Louise Hung, who works as a writer with the Order, said this: “what the movement has done for me is allow me to function within, in spite of, and through my monstrous mortality fears. I try to explain this to people all the time. And it’s what shocks people most about this work. That it’s not about being fearless, it’s about finding a way into that fear and through some alchemy, turning it into something valuable in life. Even if that fear never goes away.”
Grief is also an ongoing process. Sarah Chavez, our director, experienced the death of a child several years ago. She says that “just because someone is death positive, doesn’t mean they don’t struggle and aren’t terribly afraid. It’s just that taking responsibility for those fears, picking them apart, and not allowing them to control you, can save you or someone else.”
Again, there is no hierarchy of emotions here. A person can feel in full control of their fears one day, and lose a friend or family member the next. I love using humor to engage death. That doesn’t mean I won’t be crying the next morning. Death contains multitudes, just as humans contain multitudes, just as emotions contain multitudes. Life is a wild journey, and death positive means riding the never ending waves, not climbing a single peak.
These myths are baffling to me, as they stand so opposed to the origins (and current work!) being done with death positivity. However, I have faith in the intellectual honesty of the people who believe them. They are not willfully misrepresenting death positivity for their own gain, it is that we are somehow not making our work clear and accessible enough that everyone feels welcome. I hope we change that as the work continues in 2018.

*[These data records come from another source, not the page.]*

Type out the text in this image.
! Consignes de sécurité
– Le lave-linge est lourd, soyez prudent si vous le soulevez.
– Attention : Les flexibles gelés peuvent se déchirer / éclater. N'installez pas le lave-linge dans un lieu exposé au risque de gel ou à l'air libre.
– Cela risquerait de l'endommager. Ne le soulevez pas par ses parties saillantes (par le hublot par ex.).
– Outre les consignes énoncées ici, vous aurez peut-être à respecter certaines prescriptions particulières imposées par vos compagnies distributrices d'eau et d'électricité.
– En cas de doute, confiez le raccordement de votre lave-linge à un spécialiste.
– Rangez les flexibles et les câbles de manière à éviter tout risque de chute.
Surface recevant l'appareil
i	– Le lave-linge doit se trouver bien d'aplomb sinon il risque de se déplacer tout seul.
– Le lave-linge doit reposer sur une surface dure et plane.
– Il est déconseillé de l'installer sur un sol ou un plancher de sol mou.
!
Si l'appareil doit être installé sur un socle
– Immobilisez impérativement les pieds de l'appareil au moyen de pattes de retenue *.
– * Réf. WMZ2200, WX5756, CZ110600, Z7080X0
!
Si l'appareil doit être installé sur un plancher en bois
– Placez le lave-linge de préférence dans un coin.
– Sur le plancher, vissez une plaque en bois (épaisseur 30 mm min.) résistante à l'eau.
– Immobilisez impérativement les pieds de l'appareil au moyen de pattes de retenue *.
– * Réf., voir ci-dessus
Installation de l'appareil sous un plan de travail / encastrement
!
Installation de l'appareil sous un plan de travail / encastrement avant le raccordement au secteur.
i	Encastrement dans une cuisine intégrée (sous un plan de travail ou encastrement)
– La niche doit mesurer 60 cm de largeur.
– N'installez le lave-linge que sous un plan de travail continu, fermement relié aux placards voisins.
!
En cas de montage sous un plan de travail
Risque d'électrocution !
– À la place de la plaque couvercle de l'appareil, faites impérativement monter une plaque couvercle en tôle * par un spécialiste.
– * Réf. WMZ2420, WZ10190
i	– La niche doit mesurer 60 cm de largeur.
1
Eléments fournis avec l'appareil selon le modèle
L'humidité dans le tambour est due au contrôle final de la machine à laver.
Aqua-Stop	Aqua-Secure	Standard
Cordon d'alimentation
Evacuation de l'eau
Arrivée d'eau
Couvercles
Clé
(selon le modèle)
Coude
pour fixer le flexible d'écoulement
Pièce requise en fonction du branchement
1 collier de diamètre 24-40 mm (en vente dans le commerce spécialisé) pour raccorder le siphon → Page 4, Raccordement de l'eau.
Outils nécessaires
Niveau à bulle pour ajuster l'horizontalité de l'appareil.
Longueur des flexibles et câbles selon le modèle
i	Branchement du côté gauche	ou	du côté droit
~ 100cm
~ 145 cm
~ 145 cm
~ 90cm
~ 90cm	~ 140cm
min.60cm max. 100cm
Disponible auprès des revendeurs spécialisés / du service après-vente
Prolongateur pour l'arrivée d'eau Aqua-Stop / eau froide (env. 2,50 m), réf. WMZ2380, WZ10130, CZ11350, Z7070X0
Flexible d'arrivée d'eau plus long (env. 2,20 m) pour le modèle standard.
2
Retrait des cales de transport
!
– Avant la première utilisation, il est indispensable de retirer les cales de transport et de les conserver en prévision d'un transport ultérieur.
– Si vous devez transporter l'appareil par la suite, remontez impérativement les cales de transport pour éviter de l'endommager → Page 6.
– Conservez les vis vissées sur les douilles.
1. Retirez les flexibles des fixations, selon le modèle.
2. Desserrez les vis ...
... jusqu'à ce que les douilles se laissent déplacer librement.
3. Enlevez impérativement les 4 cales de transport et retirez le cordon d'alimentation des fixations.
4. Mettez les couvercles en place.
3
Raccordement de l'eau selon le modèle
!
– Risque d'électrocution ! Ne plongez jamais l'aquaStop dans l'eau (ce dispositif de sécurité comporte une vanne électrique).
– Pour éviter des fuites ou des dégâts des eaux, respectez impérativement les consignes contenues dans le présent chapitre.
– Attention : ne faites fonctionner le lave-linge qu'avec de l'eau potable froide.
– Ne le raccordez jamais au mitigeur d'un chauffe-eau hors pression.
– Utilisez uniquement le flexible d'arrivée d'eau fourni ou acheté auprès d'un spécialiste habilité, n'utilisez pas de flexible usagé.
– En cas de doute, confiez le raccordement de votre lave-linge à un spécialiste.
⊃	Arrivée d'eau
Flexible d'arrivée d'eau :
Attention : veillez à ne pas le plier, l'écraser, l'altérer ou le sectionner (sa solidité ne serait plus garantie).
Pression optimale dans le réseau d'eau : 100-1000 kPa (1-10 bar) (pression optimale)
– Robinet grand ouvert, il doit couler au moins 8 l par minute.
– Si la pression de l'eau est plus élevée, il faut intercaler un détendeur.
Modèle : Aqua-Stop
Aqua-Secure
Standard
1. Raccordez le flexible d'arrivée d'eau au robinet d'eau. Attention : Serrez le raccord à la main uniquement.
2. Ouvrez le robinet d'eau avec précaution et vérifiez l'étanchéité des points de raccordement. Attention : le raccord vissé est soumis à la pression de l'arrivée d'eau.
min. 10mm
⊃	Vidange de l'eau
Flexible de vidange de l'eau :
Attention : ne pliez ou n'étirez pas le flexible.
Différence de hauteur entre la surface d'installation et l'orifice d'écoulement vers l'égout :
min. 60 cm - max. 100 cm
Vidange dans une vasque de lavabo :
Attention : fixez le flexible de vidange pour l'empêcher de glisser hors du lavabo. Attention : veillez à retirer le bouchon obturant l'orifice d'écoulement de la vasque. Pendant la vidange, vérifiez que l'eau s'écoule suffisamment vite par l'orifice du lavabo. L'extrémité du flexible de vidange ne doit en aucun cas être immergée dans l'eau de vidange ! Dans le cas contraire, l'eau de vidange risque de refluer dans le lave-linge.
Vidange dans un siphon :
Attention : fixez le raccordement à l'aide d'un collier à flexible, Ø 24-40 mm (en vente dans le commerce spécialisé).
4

I can see the challenges on the horizon, the challenges that plague every movement attempting to enact genuine good. Flippant press pieces mischaracterizing death positivity, tweets saying death positivity has changed, blogs saying that it’s become too commercial. Can you already see the headlines?: the life-cycle of social movements can be predicted almost to the letter. So why persevere? Because we’ve seen, again and again, the impact this dialogue can have of people’s lives and deaths. I am proud to be a part of this movement, and am eternally grateful to the inspiring and genuine people around me that push me to be a better advocate and person.